Friday, 11 March 2016

Julia Gillard: 'The world is talking about girls' education'

Extract from The Guardian

The former prime minister of Australia has recently taken on another girls’ education role. She says the battle for equality fuels her work

Julia Gillard
Since leaving Australian politics, Julia Gillard has been inspired by campaigns for girls’ education. Photograph: Lisa Maree Williams/Getty Images
“If you believe, as I do, that merit is equally distributed between the genders then if you look at any institution, like a parliament, and you don’t see roughly half men and half women then, clearly, you don’t have the people of the greatest merit there.”
Gender parity in global leadership is Julia Gillard’s ultimate aim. And the former Australian prime minister, now a figurehead in education, is clear that the way to achieve this is enabling girls and women to go to school. Gillard believes there’s momentum like never before on the issue.
“The world is talking about girls’ education and there is an impetus for change … The shooting of Malala, the kidnapping of girls by Boko Haram, and the increased evidence of how transformative girls education is.”
Gillard’s development work began in 2014, six months after being ousted as prime minister, something that she found hard to cope with. “When you come out of politics you’ve got to spend some time grieving the life that’s been lost,” she says. “There aren’t too many elegant exits from politics.”


But Gillard was not down for long. She soon realised that what had driven her so far in her political career – a “sense of purpose about education and opportunity” – could drive her in a development role. “In my hardest days as prime minister the fact we were making a difference to education and opportunity sustained me,” she says. Within a few months, she became chair of the Global Partnership for Education (GPE) and fellow of influential US think-tank Brookings.
When we speak she’s just been appointed patron for international education non-profit Camfed (the campaign for girls’ education). She accepted the post after being impressed by how the UK-based NGO combines grassroots working with scale. “Education is about a far more localised service,” she says. “It’s got to be sensitive to culture and context.”
Despite the momentum she believes is gathering around the women’s education agenda, she notes significant challenges. Not least the growing demand for governments to divert aid budgets towards the accommodation of refugees in the Middle East and Europe, which Gillard admits, presents problems not only in terms of funding, but also to the wider global education agenda.
“Gordon Brown has made this very clear with his no lost generation work – the risks that we are seeing now for displaced children now losing access to education. The children most at risk in that situation are girls,” she says.
“There are so many refugees moving to Lebanon, and the government is doing its best (with international support) to offer education to Syrian children as well as to its own population. But the impact that’s had on standards in the Lebanese education system shows how pressing these challenges are.”
But as the prime minister responsible for reopening the much criticised Nauru asylum detention centre – where the on site school closed in March last year, critics feel her commitment to global education and equality has been inconsistent at best, fair weather at worst.

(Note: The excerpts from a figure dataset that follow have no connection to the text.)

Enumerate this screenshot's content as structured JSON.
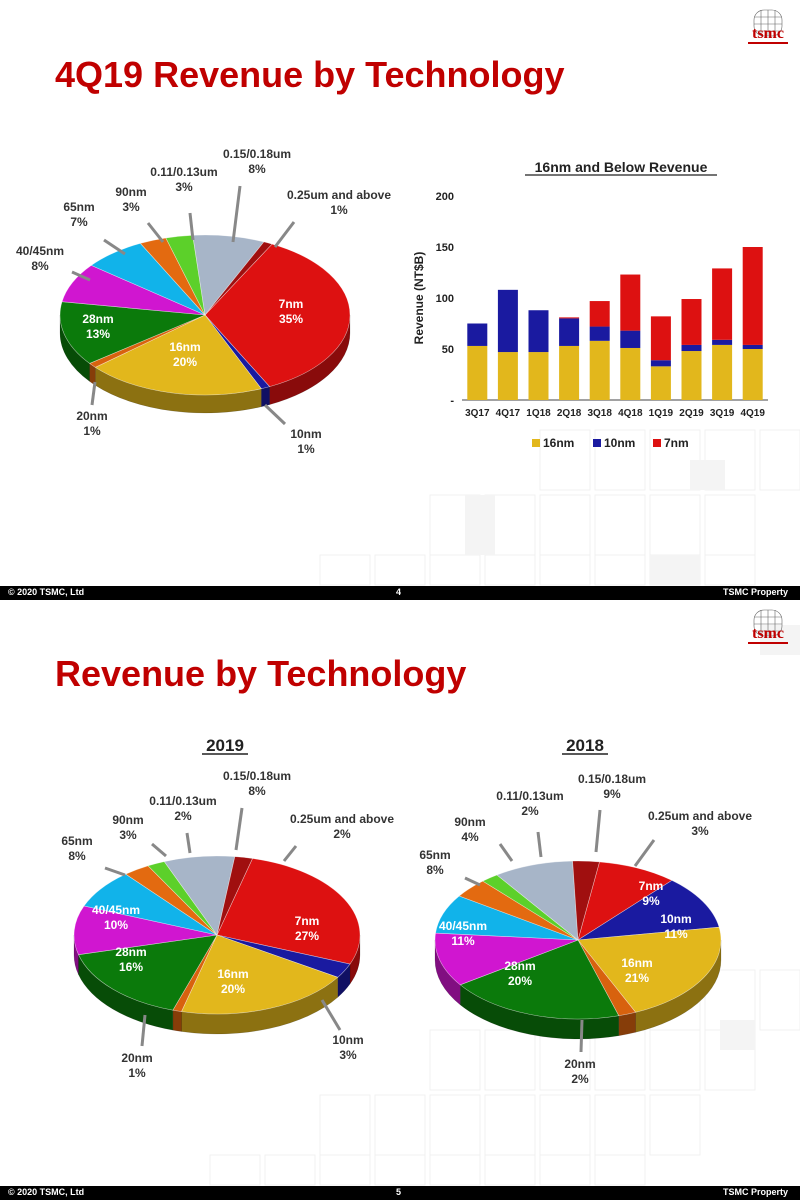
{
  "slides": [
    {
      "title": "4Q19 Revenue by Technology",
      "footer": {
        "left": "© 2020 TSMC, Ltd",
        "page": "4",
        "right": "TSMC Property"
      },
      "logo_text": "tsmc"
    },
    {
      "title": "Revenue by Technology",
      "footer": {
        "left": "© 2020 TSMC, Ltd",
        "page": "5",
        "right": "TSMC Property"
      },
      "logo_text": "tsmc"
    }
  ],
  "colors": {
    "title_red": "#c00000",
    "16nm": "#e2b71c",
    "10nm": "#1a1aa0",
    "7nm": "#dd1111",
    "28nm": "#0b7a0b",
    "40/45nm": "#d016d0",
    "65nm": "#11b3ea",
    "90nm": "#e36a10",
    "0.11/0.13um": "#5cd02a",
    "0.15/0.18um": "#a7b5c8",
    "0.25um and above": "#a00f0f",
    "20nm": "#d8620e"
  },
  "chart_data": [
    {
      "type": "pie",
      "id": "pie4q19",
      "title": "",
      "slices": [
        {
          "name": "7nm",
          "pct": 35
        },
        {
          "name": "10nm",
          "pct": 1
        },
        {
          "name": "16nm",
          "pct": 20
        },
        {
          "name": "20nm",
          "pct": 1
        },
        {
          "name": "28nm",
          "pct": 13
        },
        {
          "name": "40/45nm",
          "pct": 8
        },
        {
          "name": "65nm",
          "pct": 7
        },
        {
          "name": "90nm",
          "pct": 3
        },
        {
          "name": "0.11/0.13um",
          "pct": 3
        },
        {
          "name": "0.15/0.18um",
          "pct": 8
        },
        {
          "name": "0.25um and above",
          "pct": 1
        }
      ]
    },
    {
      "type": "bar",
      "id": "bars16nm",
      "title": "16nm and Below Revenue",
      "ylabel": "Revenue (NT$B)",
      "ylim": [
        0,
        200
      ],
      "yticks": [
        "-",
        "50",
        "100",
        "150",
        "200"
      ],
      "categories": [
        "3Q17",
        "4Q17",
        "1Q18",
        "2Q18",
        "3Q18",
        "4Q18",
        "1Q19",
        "2Q19",
        "3Q19",
        "4Q19"
      ],
      "stacked": true,
      "series": [
        {
          "name": "16nm",
          "values": [
            53,
            47,
            47,
            53,
            58,
            51,
            33,
            48,
            54,
            50
          ]
        },
        {
          "name": "10nm",
          "values": [
            22,
            61,
            41,
            27,
            14,
            17,
            6,
            6,
            5,
            4
          ]
        },
        {
          "name": "7nm",
          "values": [
            0,
            0,
            0,
            1,
            25,
            55,
            43,
            45,
            70,
            96
          ]
        }
      ]
    },
    {
      "type": "pie",
      "id": "pie2019",
      "title": "2019",
      "slices": [
        {
          "name": "7nm",
          "pct": 27
        },
        {
          "name": "10nm",
          "pct": 3
        },
        {
          "name": "16nm",
          "pct": 20
        },
        {
          "name": "20nm",
          "pct": 1
        },
        {
          "name": "28nm",
          "pct": 16
        },
        {
          "name": "40/45nm",
          "pct": 10
        },
        {
          "name": "65nm",
          "pct": 8
        },
        {
          "name": "90nm",
          "pct": 3
        },
        {
          "name": "0.11/0.13um",
          "pct": 2
        },
        {
          "name": "0.15/0.18um",
          "pct": 8
        },
        {
          "name": "0.25um and above",
          "pct": 2
        }
      ]
    },
    {
      "type": "pie",
      "id": "pie2018",
      "title": "2018",
      "slices": [
        {
          "name": "7nm",
          "pct": 9
        },
        {
          "name": "10nm",
          "pct": 11
        },
        {
          "name": "16nm",
          "pct": 21
        },
        {
          "name": "20nm",
          "pct": 2
        },
        {
          "name": "28nm",
          "pct": 20
        },
        {
          "name": "40/45nm",
          "pct": 11
        },
        {
          "name": "65nm",
          "pct": 8
        },
        {
          "name": "90nm",
          "pct": 4
        },
        {
          "name": "0.11/0.13um",
          "pct": 2
        },
        {
          "name": "0.15/0.18um",
          "pct": 9
        },
        {
          "name": "0.25um and above",
          "pct": 3
        }
      ]
    }
  ]
}
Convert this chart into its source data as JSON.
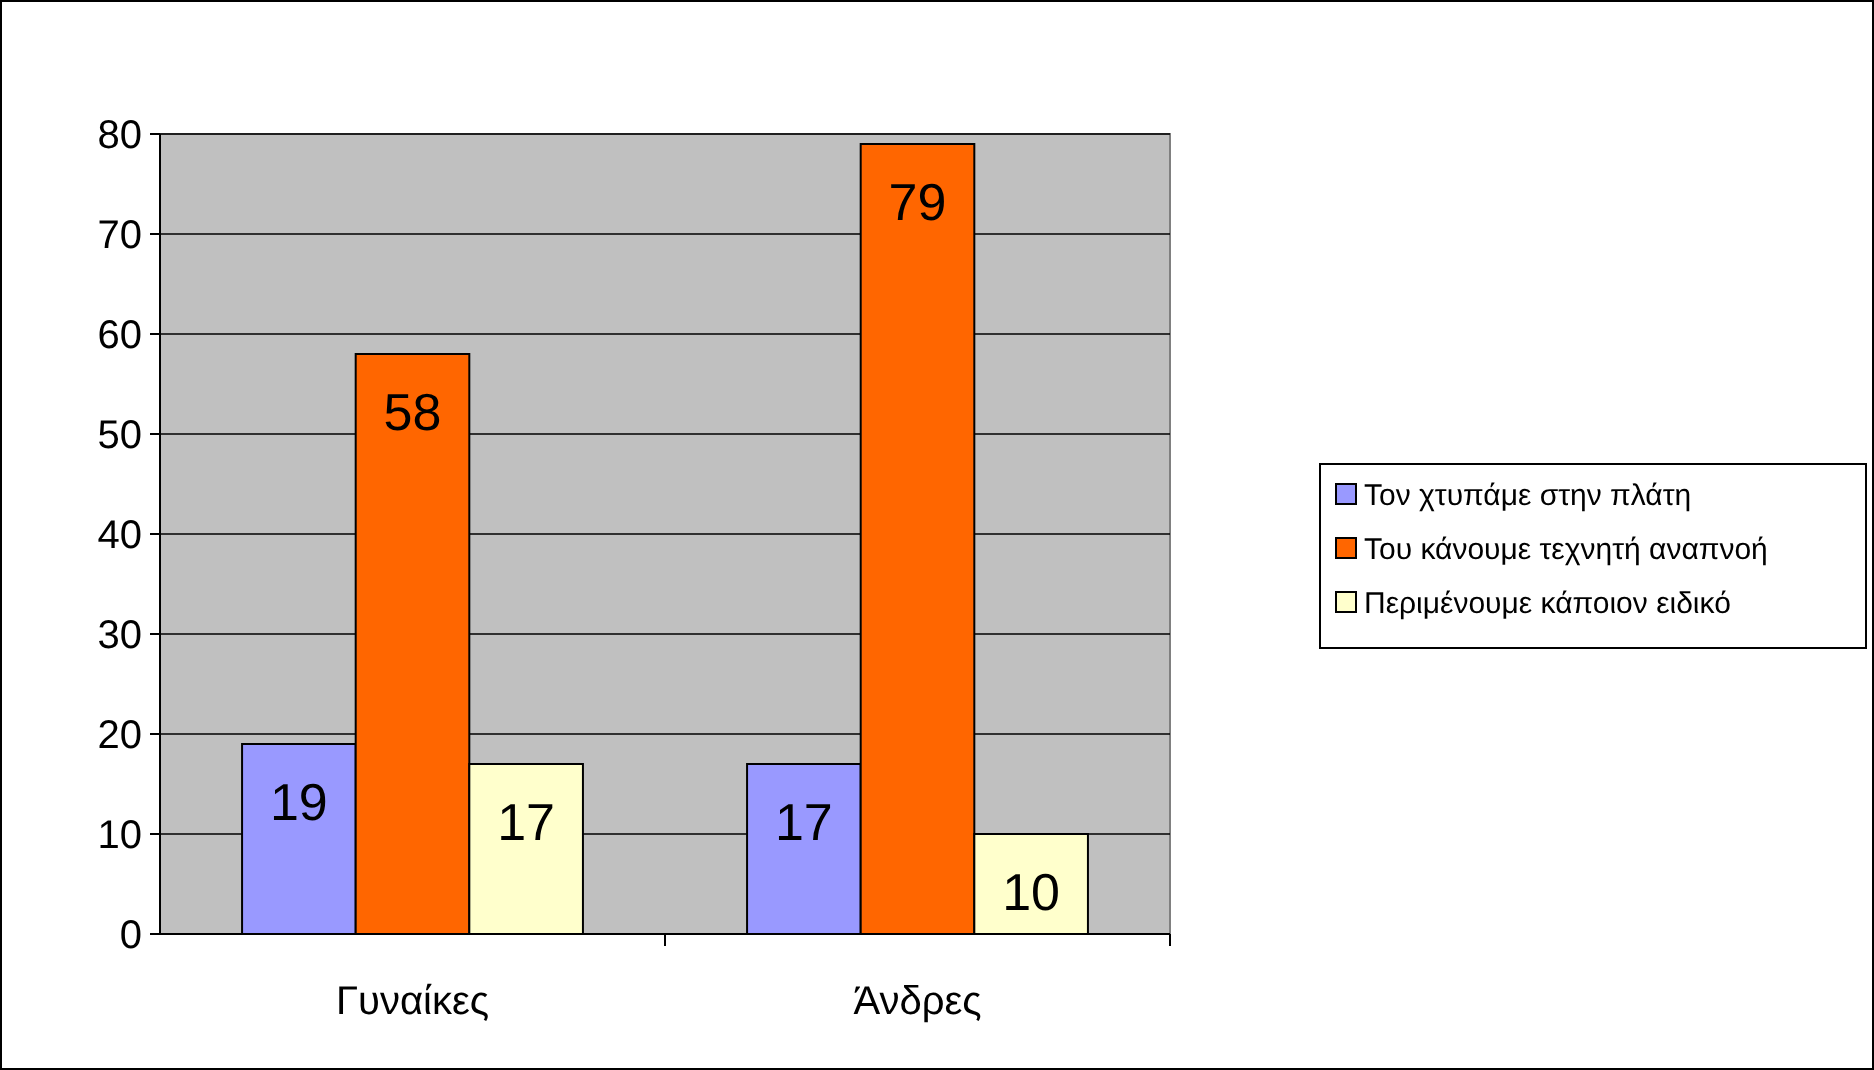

Julia Gillard with Kevin Rudd who ousted her as prime minister in June 2013
Julia Gillard with Kevin Rudd who ousted her as prime minister in June 2013 Photograph: Alan Porritt/AAP
Clearly uncomfortable when pushed on the issue, Gillard becomes defensive, answering briefly before diverting to the Labor party press office for current Australian policy. “When I was in government we faced a very difficult set of circumstances with unauthorised boat arrivals,” she says. “But when families [arrived] we did make provision for them. We would make arrangements for their education. I’ve always believed in all circumstances kids have got a right to education and acted consistently in that.”
She’s far more willing to discuss the importance of lesbian, gay, bisexual and transgender rights, and her changing stance on gay marriage, which she voted against in Australia. “I thought there was a different way of achieving equality both for same sex couples and for heterosexual couples. I freely acknowledge now that the nature of the global debate has moved on.” Gillard is keen to add that she’d now vote yes in a referendum on the issue.
Gillard became well-known beyond Australian politics when her parliamentary speech on misogyny went viral and the frustration she feels at gender inequality still drives a her to support and encourage female leadership.
“Perceptions of women leaders still have far too much of a focus on appearance, far too much a focus on family structures,” she says. “There’s a predisposition to think that women end up in leadership positions are necessarily unlikeable, are hardball and all of those sort of stereotypes.”
She avoids comparing her own experience to that of women she meets through her work with global girls’ education however.
“I’m conscious that compared to many of the women I meet I’ve led a tremendously privileged, indeed pandered, life,” she says. “I know what it’s like to experience some gender challenges, but the women I’ve just spoken to in Camfed have faced huge difficulties in their lives.”